Open-Label Phase 1/2 Study of Daratumumab-Based Desensitization Before Kidney Transplantation

Caroline Pilon; Nizar Joher; Cédric Usureau; Emmanuelle Boutin; Anna Boueilh; Jean-Luc Taupin; Allan Thiolat; José L Cohen; Vissal David Kheav; Florence Canoui-Poitrine; Maryvonnick Carmagnat; Philippe Grimbert; Marie Matignon

doi:10.1016/j.ekir.2024.08.020

Open-Label Phase 1/2 Study of Daratumumab-Based Desensitization Before Kidney Transplantation

Kidney Int Rep. 2024 Aug 26;9(11):3250-3264. doi: 10.1016/j.ekir.2024.08.020. eCollection 2024 Nov.

Authors

Caroline Pilon^{1

2}, Nizar Joher³, Cédric Usureau^{4

5}, Emmanuelle Boutin^{1

6}, Anna Boueilh³, Jean-Luc Taupin^{5

6}, Allan Thiolat¹, José L Cohen^{1

2}, Vissal David Kheav⁵, Florence Canoui-Poitrine^{1

4}, Maryvonnick Carmagnat⁵, Philippe Grimbert^{1

2

3}, Marie Matignon^{1

3}

Affiliations

¹ Universite Paris Est Creteil, INSERM IMRB U955, Créteil, France.
² Assistance Publique-Hôpitaux de Paris, Groupe hospitalo-universitaire Chenevier Mondor, Centre d'Investigation Clinique Biotherapy, Fédération hospitalo-Universitaire, Innovative therapy for immune disorders, Créteil, France.
³ Department of Nephrology and Renal Transplantation, Assistance Publique-Hôpitaux de Paris, Groupe hospitalo-universitaire Chenevier Mondor, Fédération Hospitalo-Universitaire, Innovative therapy for immune disorders, Créteil, France.
⁴ Laboratoire d'Immunologie et Histocompatibilité, Hôpital Saint Louis, Paris, France.
⁵ INSERM UMR976, Institut de Recherche Saint-Louis, Université de Paris-Cité, Paris, France.
⁶ Assistance Publique-Hôpitaux de Paris, Hôpitaux Universitaires Henri Mondor-Albert Chenevier, Public Health Department and URC, Créteil, France.

Abstract

Introduction: The safety and benefit of the anti-CD38 monoclonal antibody daratumumab, which induces lysis of antibody-producing plasma cells in sensitized patients prior to kidney transplantation, remain to be determined.

Methods: A 2-phase (1 and 2), monocentric open-label study was conducted to evaluate the month 6 (M6) safety and efficacy of daratumumab in kidney transplant candidates with calculated panel reactive antibody (cPRA) > 95%. In the first (safety) phase, we used 4-weekly escalating doses of daratumumab. Phase 2 tested desensitization with 8 weekly infusions of 16 mg/kg daratumumab. cPRA 10,000 was calculated considering only human leukocyte antigen (HLA) antibodies with mean fluorescence intensity (MFI) of > 10,000.

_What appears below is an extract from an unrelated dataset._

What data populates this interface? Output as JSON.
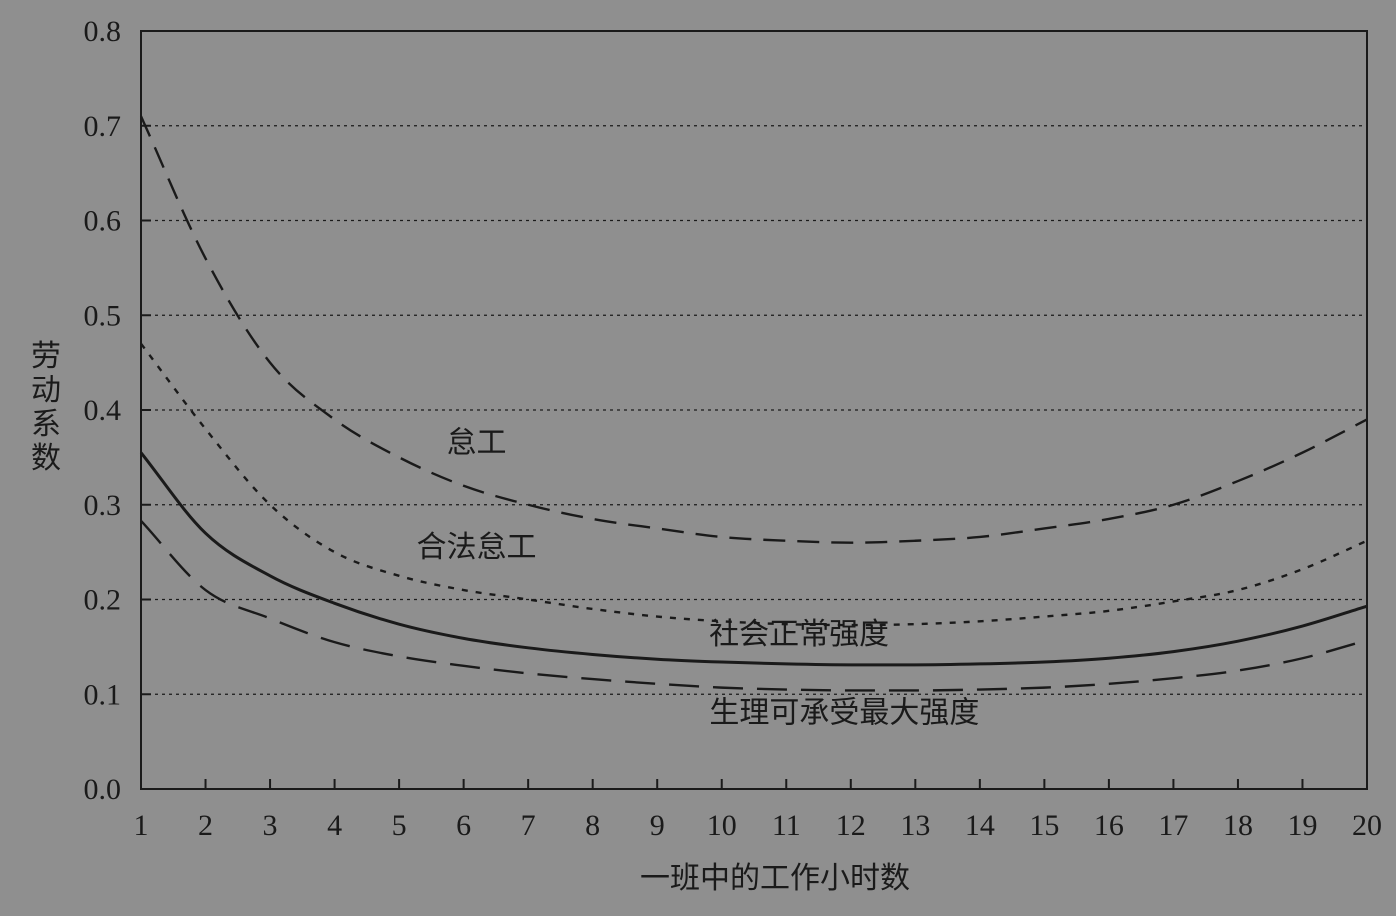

Results: Nine patients were enrolled in phase 1 and 14 in phase 2. Safety analysis showed 4 serious non-treatment-emergent adverse events (non-TEAEs), 36 mild TEAEs, mostly infusion-related reactions, grade 1 and 2 (causing 2 temporary drug discontinuations), but no serious TEAEs. Significant reductions in anti-HLA antibodies were observed at month 3 (M3), with cPRA 10,000 (P = 0.003), number of anti-HLA (P < 0.001), maximum MFI (MFI max) (P = 0.053), and the sum of MFI (MFI sum) (P < 0.001), with complete return to baseline levels at month 12 (M12). At M6, 46.15% (19.22%-74.87%) and 76.92% (46.19%-94.96%) of patients showed sustained response (1% decrease in cPRA) for cPRA 2000 and 10,000, respectively. At month 1 (M1), immune cells (T-reg, CD8 + TEMRA, CD19 + CD138 + B cells, and NK cells) significantly decreased. At M3, other antibodies decreased significantly, but returned to baseline levels at M12, except for gamma globulins, without any infectious complications.

Conclusion: The first use of daratumumab in desensitization demonstrated infusion-related adverse (AEs) events and rapid, albeit transient, reductions in anti-HLA antibodies, with less than 40% of durable responders, limiting its potential clinical use.

Keywords: lymphocytes; pharmacokinetics; translational; transplantation.